Politics and economy. The Movement for Unity in Politics (MUP) in Korea began in 2004. It was the initiative of a group of Members of Parliament who, since 2008, have been meeting once a month in the ‘Political Forum for Unity’. The group conducts research and is recognized by the Korean Parliament. Its activity extends to a ‘Social Forum’ open to journalists, lawyers, civil servants, doctors and economists, which meets in Parliament every two months with about 30 people each time. Among the activities promoted by the MUP in 2010 there was the campaign for ‘a purer form of language’. About a hundred students of journalism from several universities monitored the language used by politicians and Members of Parliament in their political activity, interviews and speeches. Their research was a stimulus to politicians to be more attentive in how they spoke and concluded with the giving of a prize. The Movement for Unity in Politics has also worked to set up two schools for young politicians and interested students. The courses have ten lessons and so far have been attended by 58 people.

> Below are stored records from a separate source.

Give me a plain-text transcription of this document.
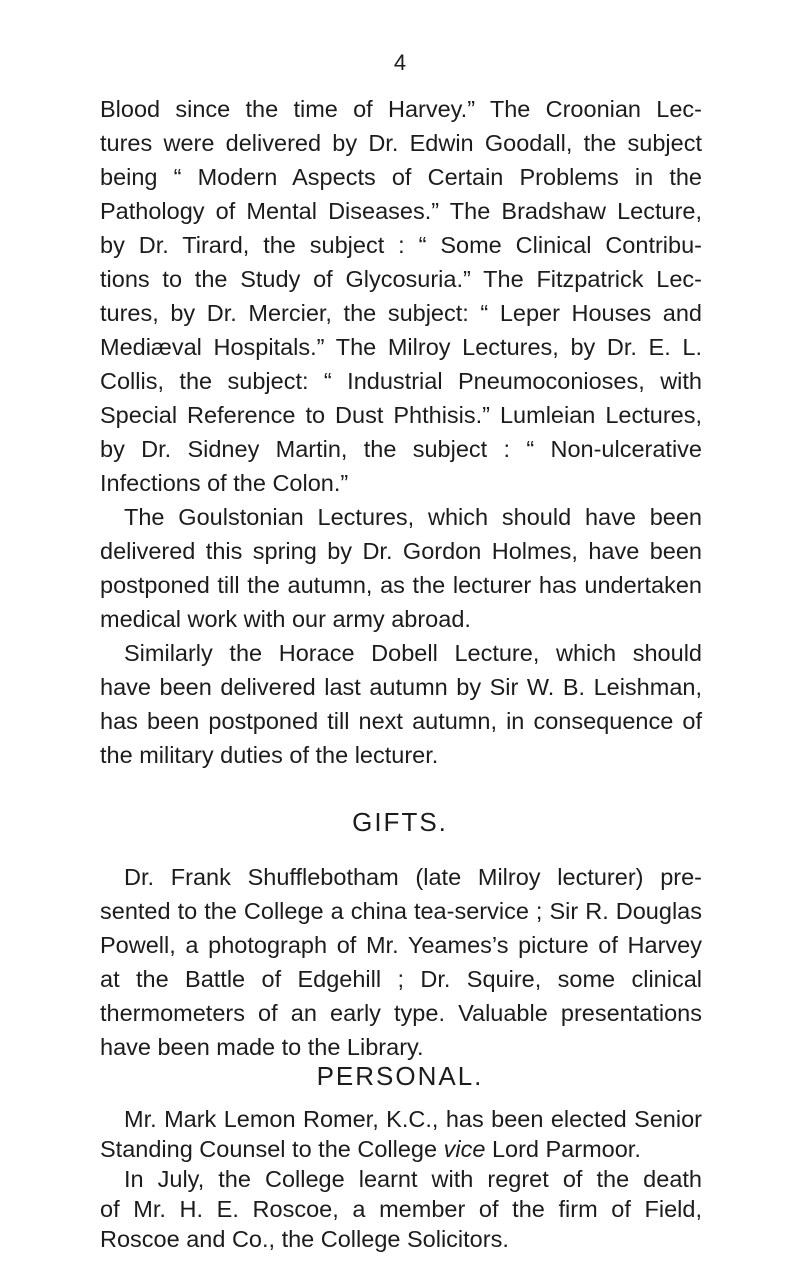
4
Blood since the time of Harvey.” The Croonian Lec-
tures were delivered by Dr. Edwin Goodall, the subject
being “ Modern Aspects of Certain Problems in the
Pathology of Mental Diseases.” The Bradshaw Lecture,
by Dr. Tirard, the subject : “ Some Clinical Contribu-
tions to the Study of Glycosuria.” The Fitzpatrick Lec-
tures, by Dr. Mercier, the subject: “ Leper Houses and
Mediæval Hospitals.” The Milroy Lectures, by Dr. E. L.
Collis, the subject: “ Industrial Pneumoconioses, with
Special Reference to Dust Phthisis.” Lumleian Lectures,
by Dr. Sidney Martin, the subject : “ Non-ulcerative
Infections of the Colon.”
The Goulstonian Lectures, which should have been
delivered this spring by Dr. Gordon Holmes, have been
postponed till the autumn, as the lecturer has undertaken
medical work with our army abroad.
Similarly the Horace Dobell Lecture, which should
have been delivered last autumn by Sir W. B. Leishman,
has been postponed till next autumn, in consequence of
the military duties of the lecturer.
GIFTS.
Dr. Frank Shufflebotham (late Milroy lecturer) pre-
sented to the College a china tea-service ; Sir R. Douglas
Powell, a photograph of Mr. Yeames’s picture of Harvey
at the Battle of Edgehill ; Dr. Squire, some clinical
thermometers of an early type. Valuable presentations
have been made to the Library.
PERSONAL.
Mr. Mark Lemon Romer, K.C., has been elected Senior
Standing Counsel to the College vice Lord Parmoor.
In July, the College learnt with regret of the death
of Mr. H. E. Roscoe, a member of the firm of Field,
Roscoe and Co., the College Solicitors.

Maria Voce’s Visit. In January 2010 the President of the Focolare Movement together with Giancarlo Faletti, the Movement’s Co-President, met about 1,700 members of the Movement. They spent two days together in a festive atmosphere to get to know one another, share the latest news, and to deepen their understanding and living of the spirituality of unity. Maria Voce and Giancarlo Faletti also met several bishops and, in Parliament, various politicians who are part of the Movement for Unity in Politics.

The Korean community experienced a renewal of Chiara Lubich’s hope for them, expressed in 1982, when she asked the members of the Movement to be ‘locomotives’, that is, a driving force, for the whole of Asia: a daily challenge and commitment.